With that in mind, the following CREATE TABLE example separates the date from the hour. Because date is a reserved word in SQL, the example uses day as the name for the partition key that represents the date.

CREATE EXTERNAL TABLE my_ingested_data2 ( ... ) ... PARTITIONED BY ( day STRING, hour INT ) LOCATION "s3://amzn-s3-demo-bucket/prefix/" TBLPROPERTIES ( "projection.enabled" = "true", "projection.day.type" = "date", "projection.day.format" = "yyyy/MM/dd", "projection.day.range" = "2021/01/01,NOW", "projection.day.interval" = "1", "projection.day.interval.unit" = "DAYS", "projection.hour.type" = "integer", "projection.hour.range" = "0,23", "projection.hour.digits" = "2", "storage.location.template" = "s3://amzn-s3-demo-bucket/prefix/${day}/${hour}/" )

In the example CREATE TABLE statement, the hour is a separate partition key, configured as an integer. The configuration for the hour partition key specifies the range 0 to 23, and that the hour should be formatted with two digits when Athena generates the partition locations.

A query for the my_ingested_data2 table might look like this:

SELECT * FROM my_ingested_data2 WHERE day = '2021/11/09' AND hour > 3

Understand partition key and partition projection data types

Note that datehour key in the first CREATE TABLE example is configured as date in the partition projection configuration, but the type of the partition key is string. The same is true for day in the second example. The types in the partition projection configuration only tell Athena how to format the values when it generates the partition locations. The types that you specify do not change the type of the partition key — in queries, datehour and day are of type string.

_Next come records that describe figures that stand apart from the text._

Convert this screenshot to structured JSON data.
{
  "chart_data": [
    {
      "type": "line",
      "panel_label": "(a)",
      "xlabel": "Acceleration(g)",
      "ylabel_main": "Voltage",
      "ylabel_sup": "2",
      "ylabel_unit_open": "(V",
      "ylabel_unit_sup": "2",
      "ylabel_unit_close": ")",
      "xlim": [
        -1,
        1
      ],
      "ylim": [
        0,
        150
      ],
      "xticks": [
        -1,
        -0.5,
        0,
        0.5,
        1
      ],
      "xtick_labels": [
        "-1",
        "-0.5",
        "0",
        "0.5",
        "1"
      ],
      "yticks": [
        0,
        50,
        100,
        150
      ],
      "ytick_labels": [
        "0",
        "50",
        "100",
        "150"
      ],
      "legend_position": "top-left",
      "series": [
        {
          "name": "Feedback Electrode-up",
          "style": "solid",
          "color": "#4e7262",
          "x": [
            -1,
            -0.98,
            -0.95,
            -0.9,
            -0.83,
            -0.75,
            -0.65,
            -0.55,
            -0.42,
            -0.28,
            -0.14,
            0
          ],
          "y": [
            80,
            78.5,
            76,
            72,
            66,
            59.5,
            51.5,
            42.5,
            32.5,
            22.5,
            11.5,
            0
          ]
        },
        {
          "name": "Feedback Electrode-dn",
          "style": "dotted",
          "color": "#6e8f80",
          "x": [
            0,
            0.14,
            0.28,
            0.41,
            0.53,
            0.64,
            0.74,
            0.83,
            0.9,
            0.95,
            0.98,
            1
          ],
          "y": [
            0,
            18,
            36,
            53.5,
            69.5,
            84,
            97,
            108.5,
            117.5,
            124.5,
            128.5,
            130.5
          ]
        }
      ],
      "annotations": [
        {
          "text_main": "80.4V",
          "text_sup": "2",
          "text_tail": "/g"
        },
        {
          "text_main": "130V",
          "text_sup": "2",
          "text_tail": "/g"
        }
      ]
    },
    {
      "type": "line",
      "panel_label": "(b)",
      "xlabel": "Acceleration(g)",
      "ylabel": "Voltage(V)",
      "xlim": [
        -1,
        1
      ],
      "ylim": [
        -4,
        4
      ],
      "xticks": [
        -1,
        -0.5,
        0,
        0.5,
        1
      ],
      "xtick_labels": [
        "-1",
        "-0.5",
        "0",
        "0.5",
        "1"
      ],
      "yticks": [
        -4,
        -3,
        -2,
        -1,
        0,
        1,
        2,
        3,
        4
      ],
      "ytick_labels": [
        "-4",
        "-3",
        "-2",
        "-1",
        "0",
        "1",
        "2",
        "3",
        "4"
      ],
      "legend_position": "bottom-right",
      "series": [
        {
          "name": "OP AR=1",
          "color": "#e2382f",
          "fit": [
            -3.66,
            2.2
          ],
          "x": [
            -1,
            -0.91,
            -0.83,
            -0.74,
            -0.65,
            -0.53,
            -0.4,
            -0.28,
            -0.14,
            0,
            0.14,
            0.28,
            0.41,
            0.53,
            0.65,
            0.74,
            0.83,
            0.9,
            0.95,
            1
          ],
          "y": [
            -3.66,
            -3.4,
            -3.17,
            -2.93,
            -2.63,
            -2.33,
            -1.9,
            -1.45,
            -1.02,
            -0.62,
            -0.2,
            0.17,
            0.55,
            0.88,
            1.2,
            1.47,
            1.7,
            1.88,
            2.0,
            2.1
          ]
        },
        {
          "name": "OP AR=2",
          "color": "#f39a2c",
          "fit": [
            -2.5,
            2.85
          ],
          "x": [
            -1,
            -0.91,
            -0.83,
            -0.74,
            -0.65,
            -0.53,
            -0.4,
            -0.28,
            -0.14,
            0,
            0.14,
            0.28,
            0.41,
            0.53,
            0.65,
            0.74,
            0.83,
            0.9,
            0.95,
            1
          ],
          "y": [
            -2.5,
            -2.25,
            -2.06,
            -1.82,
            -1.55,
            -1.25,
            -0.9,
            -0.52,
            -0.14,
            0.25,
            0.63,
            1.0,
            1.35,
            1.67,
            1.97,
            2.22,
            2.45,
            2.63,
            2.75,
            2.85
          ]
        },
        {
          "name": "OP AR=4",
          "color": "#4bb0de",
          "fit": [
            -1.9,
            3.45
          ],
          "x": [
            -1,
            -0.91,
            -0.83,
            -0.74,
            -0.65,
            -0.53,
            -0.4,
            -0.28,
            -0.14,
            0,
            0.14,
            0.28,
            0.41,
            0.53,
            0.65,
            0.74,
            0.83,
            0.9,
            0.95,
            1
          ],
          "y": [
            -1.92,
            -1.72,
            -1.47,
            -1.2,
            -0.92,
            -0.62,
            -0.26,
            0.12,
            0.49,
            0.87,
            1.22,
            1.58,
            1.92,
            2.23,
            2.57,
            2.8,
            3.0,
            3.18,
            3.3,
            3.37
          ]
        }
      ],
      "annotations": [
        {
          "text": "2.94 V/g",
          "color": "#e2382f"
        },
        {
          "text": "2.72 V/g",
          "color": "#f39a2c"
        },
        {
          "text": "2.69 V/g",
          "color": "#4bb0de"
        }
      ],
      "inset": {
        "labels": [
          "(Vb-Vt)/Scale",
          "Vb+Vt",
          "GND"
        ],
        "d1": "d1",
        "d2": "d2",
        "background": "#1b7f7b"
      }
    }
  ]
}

When a query includes a condition like day = '2021/11/09', Athena parses the string on the right side of the expression using the date format specified in the partition projection configuration. After Athena verifies that the date is within the configured range, it uses the date format again to insert the date as a string into the storage location template.

Similarly, for a query condition like day > '2021/11/09', Athena parses the right side and generates a list of all matching dates within the configured range. It then uses the date format to insert each date into the storage location template to create the list of partition locations.

Writing the same condition as day > '2021-11-09' or day > DATE '2021-11-09' does not work. In the first case, the date format does not match (note the hyphens instead of the forward slashes), and in the second case, the data types do not match.